В голове у Самокатова все пошло кувырком. С одной
стороны, он был теперь точно уверен, что встречался тут с Курочкиной. И не во
сне, а наяву. А с другой стороны, этого просто не могло быть. Ну никак!.. Никак!..
Вспомнив еще кое о чем, Генка стремительно бросился
к кассе.
— Эй, ты куда?! — закричал ему вслед Макс.
Не ответив, Самокатов подбежал к дверям кассы.
И у него екнуло сердце. Справа от двери, на стене, красным фломастером было
написано:
Рита + Гена = love
Подошел Горохов.
— Смотри, — указал Самокатов на надпись.
— Ну и что?
— Это она написала.
— Кто «она»?
— Курочкина.
Макс хмыкнул.
— Самокат, по-моему, у тебя и впрямь крыша
едет. Ты что ж думаешь, ты один Гена в Питере? Да тут Ген до фига и больше.
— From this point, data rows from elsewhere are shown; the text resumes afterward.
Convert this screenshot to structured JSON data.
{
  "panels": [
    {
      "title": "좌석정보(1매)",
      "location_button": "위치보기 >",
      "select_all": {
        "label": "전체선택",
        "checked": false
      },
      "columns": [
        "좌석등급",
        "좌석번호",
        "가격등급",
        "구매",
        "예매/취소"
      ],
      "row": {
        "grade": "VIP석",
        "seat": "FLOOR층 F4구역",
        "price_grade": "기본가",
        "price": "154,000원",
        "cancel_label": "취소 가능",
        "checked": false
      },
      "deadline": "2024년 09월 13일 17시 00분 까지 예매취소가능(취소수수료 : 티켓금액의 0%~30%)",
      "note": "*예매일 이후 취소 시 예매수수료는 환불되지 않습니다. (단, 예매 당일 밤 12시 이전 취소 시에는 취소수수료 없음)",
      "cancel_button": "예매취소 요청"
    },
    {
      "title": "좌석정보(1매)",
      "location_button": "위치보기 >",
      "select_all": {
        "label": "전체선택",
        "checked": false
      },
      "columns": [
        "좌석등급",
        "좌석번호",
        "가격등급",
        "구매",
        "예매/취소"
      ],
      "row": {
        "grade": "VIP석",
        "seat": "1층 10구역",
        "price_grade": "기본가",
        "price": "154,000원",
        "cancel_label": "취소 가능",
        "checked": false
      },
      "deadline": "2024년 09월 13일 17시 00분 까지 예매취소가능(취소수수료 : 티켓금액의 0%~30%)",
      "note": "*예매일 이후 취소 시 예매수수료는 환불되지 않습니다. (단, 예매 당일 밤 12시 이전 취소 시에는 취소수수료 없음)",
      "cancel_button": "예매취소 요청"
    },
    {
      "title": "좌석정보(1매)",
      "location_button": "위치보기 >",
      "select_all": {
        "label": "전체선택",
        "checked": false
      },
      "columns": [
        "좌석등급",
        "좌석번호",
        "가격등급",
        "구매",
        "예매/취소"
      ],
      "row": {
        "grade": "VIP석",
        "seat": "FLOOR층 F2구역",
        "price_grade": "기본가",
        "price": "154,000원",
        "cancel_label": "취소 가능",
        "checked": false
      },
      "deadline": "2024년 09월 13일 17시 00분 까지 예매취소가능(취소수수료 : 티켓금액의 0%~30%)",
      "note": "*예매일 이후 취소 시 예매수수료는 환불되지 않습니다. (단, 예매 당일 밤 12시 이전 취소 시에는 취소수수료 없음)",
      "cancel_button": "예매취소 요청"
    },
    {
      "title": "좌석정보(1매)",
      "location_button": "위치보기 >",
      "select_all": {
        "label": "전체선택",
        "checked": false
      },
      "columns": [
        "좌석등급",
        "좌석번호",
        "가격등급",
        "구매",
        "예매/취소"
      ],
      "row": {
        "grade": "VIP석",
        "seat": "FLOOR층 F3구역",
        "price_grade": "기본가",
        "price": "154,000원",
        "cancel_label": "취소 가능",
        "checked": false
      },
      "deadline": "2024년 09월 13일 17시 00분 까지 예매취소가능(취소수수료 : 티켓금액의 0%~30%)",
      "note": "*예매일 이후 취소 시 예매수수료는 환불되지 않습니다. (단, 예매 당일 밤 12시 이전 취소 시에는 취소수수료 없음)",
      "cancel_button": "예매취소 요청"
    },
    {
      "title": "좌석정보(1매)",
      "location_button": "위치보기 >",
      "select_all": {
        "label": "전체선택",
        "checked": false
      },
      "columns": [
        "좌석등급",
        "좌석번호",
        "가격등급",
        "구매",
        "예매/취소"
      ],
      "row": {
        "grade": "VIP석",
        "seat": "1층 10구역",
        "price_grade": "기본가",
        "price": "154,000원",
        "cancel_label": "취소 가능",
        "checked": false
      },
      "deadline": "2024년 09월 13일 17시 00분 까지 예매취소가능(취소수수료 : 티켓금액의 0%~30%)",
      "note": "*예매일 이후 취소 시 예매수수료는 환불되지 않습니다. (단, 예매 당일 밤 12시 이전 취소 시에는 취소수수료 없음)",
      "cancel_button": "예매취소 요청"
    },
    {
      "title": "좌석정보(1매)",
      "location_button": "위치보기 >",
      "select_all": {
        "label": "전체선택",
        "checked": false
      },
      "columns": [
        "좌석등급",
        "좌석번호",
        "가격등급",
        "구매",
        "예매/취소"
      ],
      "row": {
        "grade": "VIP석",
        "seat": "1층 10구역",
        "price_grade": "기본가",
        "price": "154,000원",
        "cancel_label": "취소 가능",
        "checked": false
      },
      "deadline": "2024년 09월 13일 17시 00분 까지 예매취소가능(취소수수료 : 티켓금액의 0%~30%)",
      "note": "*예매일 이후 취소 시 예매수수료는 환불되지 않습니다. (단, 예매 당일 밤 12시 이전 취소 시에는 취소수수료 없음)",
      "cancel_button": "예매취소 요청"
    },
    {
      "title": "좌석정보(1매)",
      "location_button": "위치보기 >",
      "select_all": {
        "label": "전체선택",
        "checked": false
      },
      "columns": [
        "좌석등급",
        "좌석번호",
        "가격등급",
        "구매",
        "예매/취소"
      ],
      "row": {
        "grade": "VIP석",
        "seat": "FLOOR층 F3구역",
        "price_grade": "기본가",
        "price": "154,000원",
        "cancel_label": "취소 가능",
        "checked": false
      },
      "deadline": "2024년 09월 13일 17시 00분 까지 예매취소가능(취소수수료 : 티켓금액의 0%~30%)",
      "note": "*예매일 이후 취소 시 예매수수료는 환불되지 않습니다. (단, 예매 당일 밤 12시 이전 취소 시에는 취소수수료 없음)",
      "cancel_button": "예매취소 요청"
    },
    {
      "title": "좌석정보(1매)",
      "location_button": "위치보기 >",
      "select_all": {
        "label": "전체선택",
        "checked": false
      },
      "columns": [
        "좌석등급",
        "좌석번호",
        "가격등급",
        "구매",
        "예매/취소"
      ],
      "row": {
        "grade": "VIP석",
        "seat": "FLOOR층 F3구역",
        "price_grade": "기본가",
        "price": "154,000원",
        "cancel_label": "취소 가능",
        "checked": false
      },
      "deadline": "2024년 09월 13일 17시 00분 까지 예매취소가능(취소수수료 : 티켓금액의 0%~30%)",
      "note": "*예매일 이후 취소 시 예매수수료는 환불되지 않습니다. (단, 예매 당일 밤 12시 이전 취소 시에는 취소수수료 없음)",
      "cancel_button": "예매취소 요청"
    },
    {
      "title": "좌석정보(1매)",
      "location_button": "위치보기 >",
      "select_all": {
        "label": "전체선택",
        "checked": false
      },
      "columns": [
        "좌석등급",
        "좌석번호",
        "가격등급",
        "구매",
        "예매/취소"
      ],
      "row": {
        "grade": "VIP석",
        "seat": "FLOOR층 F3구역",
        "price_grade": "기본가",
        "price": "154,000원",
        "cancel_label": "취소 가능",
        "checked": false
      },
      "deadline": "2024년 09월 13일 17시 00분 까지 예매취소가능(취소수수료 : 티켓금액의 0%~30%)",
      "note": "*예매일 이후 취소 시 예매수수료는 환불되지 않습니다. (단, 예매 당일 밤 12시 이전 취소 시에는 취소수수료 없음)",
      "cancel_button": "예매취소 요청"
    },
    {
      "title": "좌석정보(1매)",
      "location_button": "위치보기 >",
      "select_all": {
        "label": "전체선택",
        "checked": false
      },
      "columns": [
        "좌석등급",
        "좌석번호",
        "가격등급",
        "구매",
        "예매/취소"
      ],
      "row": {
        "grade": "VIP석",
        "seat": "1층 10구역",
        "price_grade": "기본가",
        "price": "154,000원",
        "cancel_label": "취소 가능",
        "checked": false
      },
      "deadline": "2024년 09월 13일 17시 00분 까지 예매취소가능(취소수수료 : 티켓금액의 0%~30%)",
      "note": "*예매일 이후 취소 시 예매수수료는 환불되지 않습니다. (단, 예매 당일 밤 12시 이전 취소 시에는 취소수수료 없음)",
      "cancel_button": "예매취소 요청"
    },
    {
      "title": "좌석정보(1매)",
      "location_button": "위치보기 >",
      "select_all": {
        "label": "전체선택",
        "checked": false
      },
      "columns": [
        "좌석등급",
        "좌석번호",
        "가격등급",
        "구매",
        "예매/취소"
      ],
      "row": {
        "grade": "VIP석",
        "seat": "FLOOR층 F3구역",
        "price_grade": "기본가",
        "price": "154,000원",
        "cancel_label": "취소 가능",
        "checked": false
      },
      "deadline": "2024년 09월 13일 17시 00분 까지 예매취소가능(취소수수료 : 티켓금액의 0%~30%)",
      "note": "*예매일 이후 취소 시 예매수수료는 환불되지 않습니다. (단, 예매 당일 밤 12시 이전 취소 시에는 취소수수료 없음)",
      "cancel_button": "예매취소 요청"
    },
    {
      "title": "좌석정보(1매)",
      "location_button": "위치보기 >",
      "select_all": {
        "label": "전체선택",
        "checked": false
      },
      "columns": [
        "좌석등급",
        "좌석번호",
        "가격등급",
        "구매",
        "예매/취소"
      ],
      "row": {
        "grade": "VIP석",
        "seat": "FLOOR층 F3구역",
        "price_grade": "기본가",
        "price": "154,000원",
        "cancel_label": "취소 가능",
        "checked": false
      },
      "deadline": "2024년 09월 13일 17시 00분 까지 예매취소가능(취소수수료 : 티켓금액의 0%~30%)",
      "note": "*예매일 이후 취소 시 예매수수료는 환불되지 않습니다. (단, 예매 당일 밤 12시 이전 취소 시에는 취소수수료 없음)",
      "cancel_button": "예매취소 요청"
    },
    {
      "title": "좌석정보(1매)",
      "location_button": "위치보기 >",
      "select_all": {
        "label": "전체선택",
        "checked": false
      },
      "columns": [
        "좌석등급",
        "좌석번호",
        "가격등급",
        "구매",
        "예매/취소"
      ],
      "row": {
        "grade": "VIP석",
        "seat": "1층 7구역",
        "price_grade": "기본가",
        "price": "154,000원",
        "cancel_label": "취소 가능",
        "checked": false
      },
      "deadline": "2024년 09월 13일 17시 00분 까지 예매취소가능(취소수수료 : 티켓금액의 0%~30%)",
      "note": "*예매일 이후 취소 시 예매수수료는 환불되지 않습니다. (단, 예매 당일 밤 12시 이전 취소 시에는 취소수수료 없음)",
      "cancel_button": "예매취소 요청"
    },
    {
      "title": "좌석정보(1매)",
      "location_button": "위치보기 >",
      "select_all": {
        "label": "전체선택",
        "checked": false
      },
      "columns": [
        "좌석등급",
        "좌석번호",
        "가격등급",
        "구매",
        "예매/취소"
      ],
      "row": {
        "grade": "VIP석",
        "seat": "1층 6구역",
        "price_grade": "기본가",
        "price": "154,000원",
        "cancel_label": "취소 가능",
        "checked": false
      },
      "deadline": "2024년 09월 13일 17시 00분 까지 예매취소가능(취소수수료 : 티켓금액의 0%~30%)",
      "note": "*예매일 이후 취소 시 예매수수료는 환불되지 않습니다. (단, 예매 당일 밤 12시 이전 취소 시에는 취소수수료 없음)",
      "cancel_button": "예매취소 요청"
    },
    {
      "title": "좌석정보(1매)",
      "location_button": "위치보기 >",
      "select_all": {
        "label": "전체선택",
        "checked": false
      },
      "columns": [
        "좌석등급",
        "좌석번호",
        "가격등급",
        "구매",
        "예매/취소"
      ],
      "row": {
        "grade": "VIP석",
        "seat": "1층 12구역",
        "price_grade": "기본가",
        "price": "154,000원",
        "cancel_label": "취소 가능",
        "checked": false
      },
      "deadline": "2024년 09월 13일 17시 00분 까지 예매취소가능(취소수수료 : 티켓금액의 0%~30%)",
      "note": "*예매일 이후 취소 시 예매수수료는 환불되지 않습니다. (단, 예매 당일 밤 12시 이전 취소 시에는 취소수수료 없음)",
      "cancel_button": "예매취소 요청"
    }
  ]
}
Так
же, как и Рит.
— Нет, это Курочкина написала, — упрямо стоял
на своем Самокатов.
— Ну а это кто написал? — Горохов широким жестом
окинул стену. — Тоже Курочкина?
Только теперь Генка обратил внимание на то,
что вся стена пестрит надписями. И помимо названий рок-групп и политических
лозунгов, здесь имелось множество любовных признаний: Саша + Маша, Андрей + Наташа,
Галя + Сергей... Везде это равнялось любви. Слово «любовь» было написано где
по-русски, где по-английски, а где и просто нарисовано в виде сердечка,
пронзенного стрелой.
Макс победно глядел на друга.
— Что скажешь, Самокат?
Генка собрался ответить, да так и замер с
открытым ртом. Потому что увидел мужчину в черном костюме и с белыми гвоздиками
в руке.
— Горох, я его знаю!
— Кого?
— Вот того мужика с цветами. Я его во сне
видел.
Горохов даже сплюнул с досады.
— Блин! Да забудь ты про свой дурацкий сон.
Самокатов не спускал глаз с мужчины.